I think we all know by now that Captain Kirk never actually said “Beam me up, Scotty”, Rick Blaine never said “Play it again, Sam” and Jimmy Cagney never said “You dirty rat”. They got quite close in each case, but it is now the misquotes that possess all the magic, not the words that were actually spoken.
It is not just in fiction that this happens. It is a sign of the very low esteem we have for politicians today that many people seriously believe a government minister, Michael Gove, could have been so stupid as to have “had enough of experts”. He was pilloried for that view in 2016 and the mockery has continued ever since, even though anyone who has taken the time to read or listen to what he actually said knows that Gove was actually fed up with a specific subcategory of experts who were “getting it consistently wrong.” If any such “experts” actually existed, shouldn’t we all have disparaged them. Instead, we disparaged the politician.

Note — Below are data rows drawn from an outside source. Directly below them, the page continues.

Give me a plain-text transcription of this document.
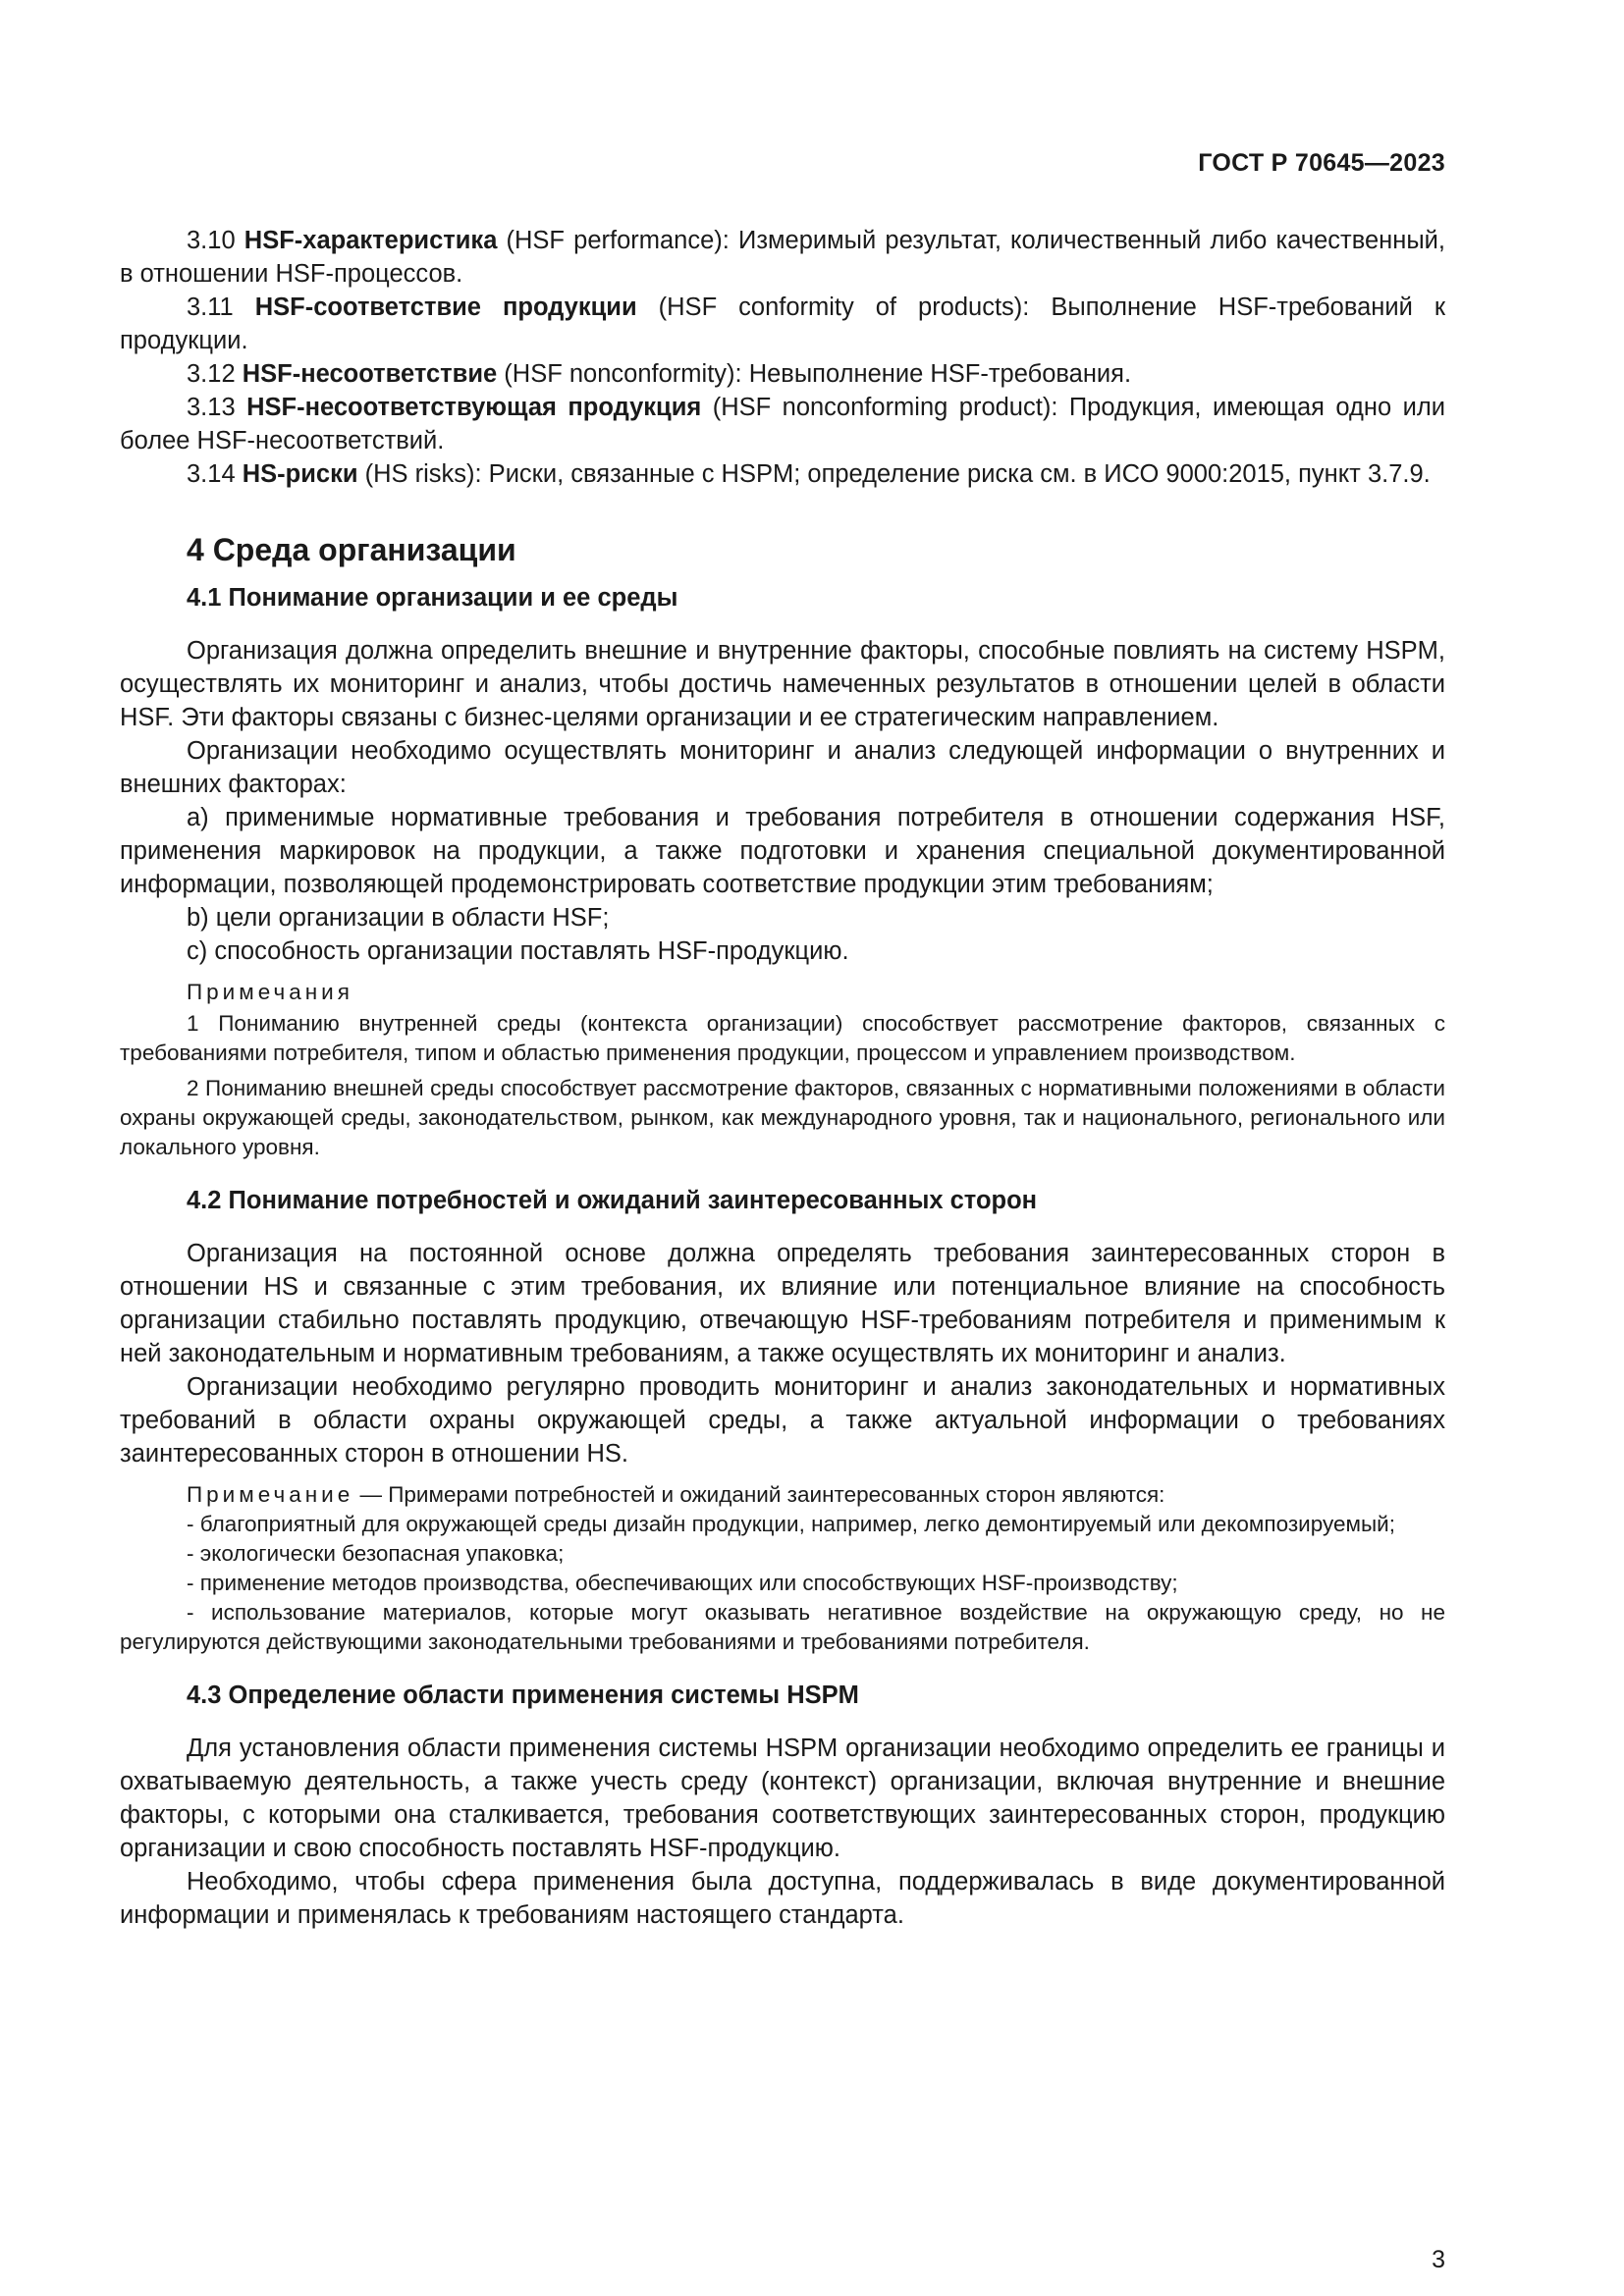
ГОСТ Р 70645—2023

3.10 HSF-характеристика (HSF performance): Измеримый результат, количественный либо качественный, в отношении HSF-процессов.

3.11 HSF-соответствие продукции (HSF conformity of products): Выполнение HSF-требований к продукции.

3.12 HSF-несоответствие (HSF nonconformity): Невыполнение HSF-требования.

3.13 HSF-несоответствующая продукция (HSF nonconforming product): Продукция, имеющая одно или более HSF-несоответствий.

3.14 HS-риски (HS risks): Риски, связанные с HSPM; определение риска см. в ИСО 9000:2015, пункт 3.7.9.

4 Среда организации
4.1 Понимание организации и ее среды

Организация должна определить внешние и внутренние факторы, способные повлиять на систему HSPM, осуществлять их мониторинг и анализ, чтобы достичь намеченных результатов в отношении целей в области HSF. Эти факторы связаны с бизнес-целями организации и ее стратегическим направлением.

Организации необходимо осуществлять мониторинг и анализ следующей информации о внутренних и внешних факторах:

a) применимые нормативные требования и требования потребителя в отношении содержания HSF, применения маркировок на продукции, а также подготовки и хранения специальной документированной информации, позволяющей продемонстрировать соответствие продукции этим требованиям;

b) цели организации в области HSF;

c) способность организации поставлять HSF-продукцию.

Примечания

1 Пониманию внутренней среды (контекста организации) способствует рассмотрение факторов, связанных с требованиями потребителя, типом и областью применения продукции, процессом и управлением производством.

2 Пониманию внешней среды способствует рассмотрение факторов, связанных с нормативными положениями в области охраны окружающей среды, законодательством, рынком, как международного уровня, так и национального, регионального или локального уровня.

4.2 Понимание потребностей и ожиданий заинтересованных сторон

Организация на постоянной основе должна определять требования заинтересованных сторон в отношении HS и связанные с этим требования, их влияние или потенциальное влияние на способность организации стабильно поставлять продукцию, отвечающую HSF-требованиям потребителя и применимым к ней законодательным и нормативным требованиям, а также осуществлять их мониторинг и анализ.

Организации необходимо регулярно проводить мониторинг и анализ законодательных и нормативных требований в области охраны окружающей среды, а также актуальной информации о требованиях заинтересованных сторон в отношении HS.

Примечание — Примерами потребностей и ожиданий заинтересованных сторон являются:

- благоприятный для окружающей среды дизайн продукции, например, легко демонтируемый или декомпозируемый;

- экологически безопасная упаковка;

- применение методов производства, обеспечивающих или способствующих HSF-производству;

- использование материалов, которые могут оказывать негативное воздействие на окружающую среду, но не регулируются действующими законодательными требованиями и требованиями потребителя.

4.3 Определение области применения системы HSPM

Для установления области применения системы HSPM организации необходимо определить ее границы и охватываемую деятельность, а также учесть среду (контекст) организации, включая внутренние и внешние факторы, с которыми она сталкивается, требования соответствующих заинтересованных сторон, продукцию организации и свою способность поставлять HSF-продукцию.

Необходимо, чтобы сфера применения была доступна, поддерживалась в виде документированной информации и применялась к требованиям настоящего стандарта.

3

It is so often that way. When criticising politicians, accuracy is treated as an optional extra. Faultfinders find it so much more fun, it seems, to repeat a misquote if, by doing so, they can make the powerful look silly. Brexiteers, for example, were said to have advocated leaving the EU because they wanted “parliamentary sovereignty”. So, of course, it was held to be utter hypocrisy when those same politicians sought to ride roughshod over parliament once they had won the referendum.

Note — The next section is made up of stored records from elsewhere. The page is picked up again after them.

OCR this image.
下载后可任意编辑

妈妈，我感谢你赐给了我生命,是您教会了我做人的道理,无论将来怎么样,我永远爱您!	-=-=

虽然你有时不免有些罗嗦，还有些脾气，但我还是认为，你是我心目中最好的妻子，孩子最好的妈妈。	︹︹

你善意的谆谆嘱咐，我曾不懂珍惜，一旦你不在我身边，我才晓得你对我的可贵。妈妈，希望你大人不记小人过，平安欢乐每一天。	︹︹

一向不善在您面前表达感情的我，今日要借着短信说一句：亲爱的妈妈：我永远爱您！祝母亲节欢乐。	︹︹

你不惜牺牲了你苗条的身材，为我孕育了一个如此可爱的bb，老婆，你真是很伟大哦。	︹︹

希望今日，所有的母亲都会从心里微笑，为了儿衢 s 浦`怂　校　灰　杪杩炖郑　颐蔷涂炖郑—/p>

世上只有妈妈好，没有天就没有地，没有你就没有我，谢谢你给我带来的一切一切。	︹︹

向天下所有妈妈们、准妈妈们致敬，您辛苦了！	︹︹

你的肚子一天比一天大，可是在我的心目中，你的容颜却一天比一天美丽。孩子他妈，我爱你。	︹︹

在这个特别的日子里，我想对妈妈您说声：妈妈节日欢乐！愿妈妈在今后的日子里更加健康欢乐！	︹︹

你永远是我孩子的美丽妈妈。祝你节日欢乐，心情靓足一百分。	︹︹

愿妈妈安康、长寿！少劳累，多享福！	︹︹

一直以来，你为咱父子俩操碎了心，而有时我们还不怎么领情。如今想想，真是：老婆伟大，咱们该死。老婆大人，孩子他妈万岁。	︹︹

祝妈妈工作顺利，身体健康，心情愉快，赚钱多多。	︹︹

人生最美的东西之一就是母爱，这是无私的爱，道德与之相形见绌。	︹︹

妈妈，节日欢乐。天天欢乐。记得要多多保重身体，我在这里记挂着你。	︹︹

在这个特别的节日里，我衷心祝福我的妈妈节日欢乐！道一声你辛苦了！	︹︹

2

Except that Brexiteers didn’t call for parliamentary sovereignty. You can check out the literature: it’s a total misquote. What Vote Leave called for was “the power to kick out the people who make our laws”, not more power for our lawmakers. (Like so many of Vote Leave’s mantras, it was a dodgy argument. Complaining, as they did, that UK citizens could not choose other countries’ MEPs is like the people of Devon complaining that they have no say over the choice of Cornwall’s MPs. Or the constituents of Bury North complaining that they have no vote in Bury South’s election.)
But, regardless of the argument they used, what Brexiteers wanted was national sovereignty: freedom for the UK to be able to determine its own way forward, unfettered by outside agencies. Parliamentary sovereignty is an entirely different matter. It is part of a debate over which of the UK’s institutions has the power to make those decisions.

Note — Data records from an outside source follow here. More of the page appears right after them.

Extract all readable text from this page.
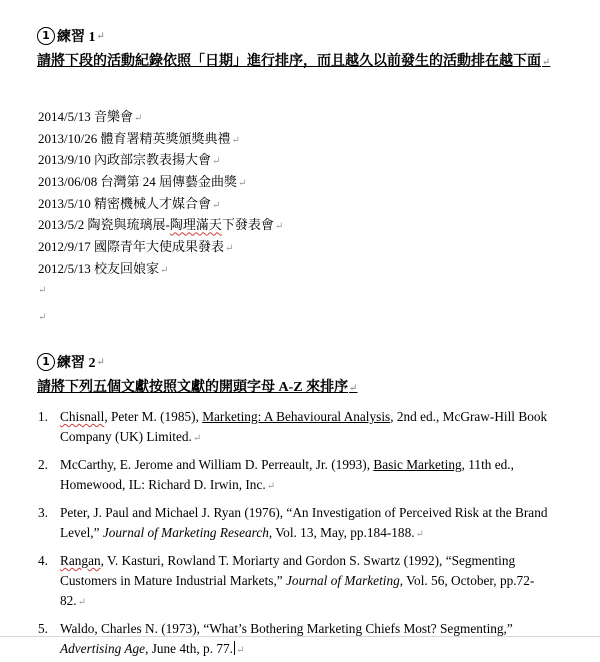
1 練習 1 ↵
請將下段的活動紀錄依照「日期」進行排序，而且越久以前發生的活動排在越下面↵
2014/5/13 音樂會↵
2013/10/26 體育署精英獎頒獎典禮↵
2013/9/10 內政部宗教表揚大會↵
2013/06/08 台灣第 24 屆傳藝金曲獎↵
2013/5/10 精密機械人才媒合會↵
2013/5/2 陶瓷與琉璃展-陶理滿天下發表會↵
2012/9/17 國際青年大使成果發表↵
2012/5/13 校友回娘家↵
↵
↵
1 練習 2 ↵
請將下列五個文獻按照文獻的開頭字母 A-Z 來排序↵
1. Chisnall, Peter M. (1985), Marketing: A Behavioural Analysis, 2nd ed., McGraw-Hill Book Company (UK) Limited.↵
2. McCarthy, E. Jerome and William D. Perreault, Jr. (1993), Basic Marketing, 11th ed., Homewood, IL: Richard D. Irwin, Inc.↵
3. Peter, J. Paul and Michael J. Ryan (1976), “An Investigation of Perceived Risk at the Brand Level,” Journal of Marketing Research, Vol. 13, May, pp.184-188.↵
4. Rangan, V. Kasturi, Rowland T. Moriarty and Gordon S. Swartz (1992), “Segmenting Customers in Mature Industrial Markets,” Journal of Marketing, Vol. 56, October, pp.72-82.↵
5. Waldo, Charles N. (1973), “What’s Bothering Marketing Chiefs Most? Segmenting,” Advertising Age, June 4th, p. 77. ↵
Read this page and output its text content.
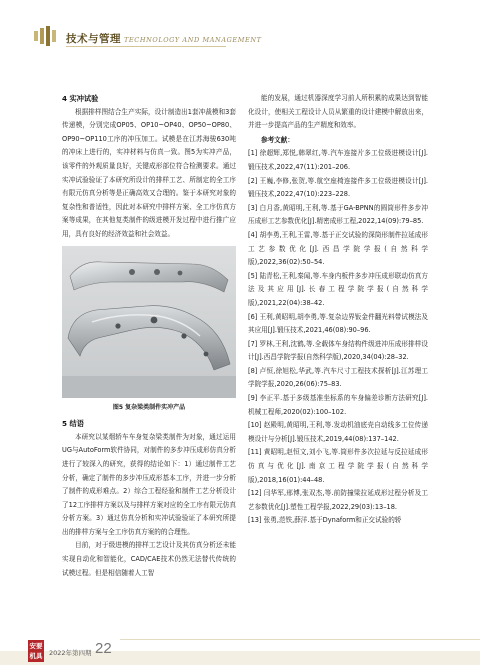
技术与管理 TECHNOLOGY AND MANAGEMENT
4 实冲试验
根据排样图结合生产实际，设计制造出1套冲裁模和3套传递模，分别完成OP05、OP10~OP40、OP50~OP80、OP90~OP110工序的冲压加工。试模是在江苏海骏630吨的冲床上进行的，实冲材料与仿真一致。图5为实冲产品，该零件的外观质量良好，关键成形部位符合检测要求。通过实冲试验验证了本研究所设计的排样工艺、所制定的全工序有限元仿真分析等是正确高效又合理的。鉴于本研究对象的复杂性和普适性，因此对本研究中排样方案、全工序仿真方案等成果，在其他复类制件的级进模开发过程中进行推广应用，具有良好的经济效益和社会效益。
图5 复杂梁类制件实冲产品
5 结语
本研究以某烟轿车车身复杂梁类制件为对象，通过运用UG与AutoForm软件协同，对制件的多步冲压成形仿真分析进行了较深入的研究，获得的结论如下：1）通过制件工艺分析，确定了制件的多步冲压成形基本工序，并进一步分析了制件的成形难点。2）综合工程经验和制件工艺分析设计了12工序排样方案以及与排样方案对应的全工序有限元仿真分析方案。3）通过仿真分析和实冲试验验证了本研究所提出的排样方案与全工序仿真方案的的合理性。
目前，对于级进模的排样工艺设计及其仿真分析还未能实现自动化和智能化，CAD/CAE技术仍然无法替代传统的试模过程。但是相信随着人工智
能的发展，通过机器深度学习前人所积累的成果达到智能化设计，使相关工程设计人员从繁重的设计建模中解放出来，并进一步提高产品的生产精度和效率。
参考文献：
[1] 徐超辉,郑悦,韩翠红,等.汽车连接片多工位级进模设计[J].锻压技术,2022,47(11):201–206.
[2] 王巍,李修,张贺,等.航空座椅连接件多工位级进模设计[J].锻压技术,2022,47(10):223–228.
[3] 白月香,黄昭明,王利,等.基于GA-BPNN的圆筒形件多步冲压成形工艺参数优化[J].精密成形工程,2022,14(09):79–85.
[4] 胡李勇,王利,王雷,等.基于正交试验的深筒形制件拉延成形工艺参数优化[J].西昌学院学报(自然科学版),2022,36(02):50–54.
[5] 陆青松,王利,秦闻,等.车身内板件多步冲压成形联动仿真方法及其应用[J].长春工程学院学报(自然科学版),2021,22(04):38–42.
[6] 王利,黄昭明,胡李勇,等.复杂边界钣金件翻光料带试模法及其应用[J].锻压技术,2021,46(08):90–96.
[7] 罗林,王利,沈鹤,等.全载体车身结构件级进冲压成形排样设计[J].西昌学院学报(自然科学版),2020,34(04):28–32.
[8] 卢恒,徐旭松,华武,等.汽车尺寸工程技术探析[J].江苏理工学院学报,2020,26(06):75–83.
[9] 李正平.基于多级基准坐标系的车身偏差诊断方法研究[J].机械工程师,2020(02):100–102.
[10] 赵殿明,黄昭明,王利,等.发动机油底壳自动线多工位传递模设计与分析[J].锻压技术,2019,44(08):137–142.
[11] 黄昭明,赵恒文,刘小飞,等.筒形件多次拉延与反拉延成形仿真与优化[J].南京工程学院学报(自然科学版),2018,16(01):44–48.
[12] 闫华军,邢博,张双杰,等.前防撞梁拉延成形过程分析及工艺参数优化[J].塑性工程学报,2022,29(03):13–18.
[13] 张勇,范铁,薛洋.基于Dynaform和正交试验的轿
安要
机具 2022年第四期 22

We saw that particular debate played out, at some length, in the first of two cases taken to the Supreme Court by a concerned citizen, Gina Miller. She wanted Parliament to decide whether the UK should serve a notice of withdrawal from the EU. Against her was the longstanding UK constitutional principle that foreign affairs were the prerogative of the Government to decide, not Parliament.
But Ms Miller argued that this wasn’t just a matter of foreign affairs: leaving the EU would result in the removal of rights under a UK act of parliament, the European Communities Act 1972. As it happened, the second argument won. On this occasion, parliamentary sovereignty trumped the power of the Executive.
But, as we quickly discovered, parliamentary sovereignty doesn’t always do what it says on the tin. Despite the fact that a significant majority of MPs were firmly opposed to leaving the EU, Parliament voted overwhelmingly to go ahead with the withdrawal notice. Individual parliamentarians voted against their better judgement because they did not believe they should undermine the result of the referendum. So, in practice, if not in law, it was the people who proved to be sovereign, not parliament. It was, indeed, the power of the people to kick out those who make our laws that won out in the end. That’s democratic sovereignty for you.
If democracy is to function as it should, every one of us ought to be fed up with people – be they experts or anyone else – who quote politicians only to get it consistently wrong. But, sadly, it is too often the misquotes that shape how we perceive our representatives, not the words they actually speak.
Some might wish to publicise a few carefully-chosen misrepresentations on the grounds that “the end justifies the means”, as Machiavelli famously said. But it turns out that’s not remotely what Machiavelli actually said.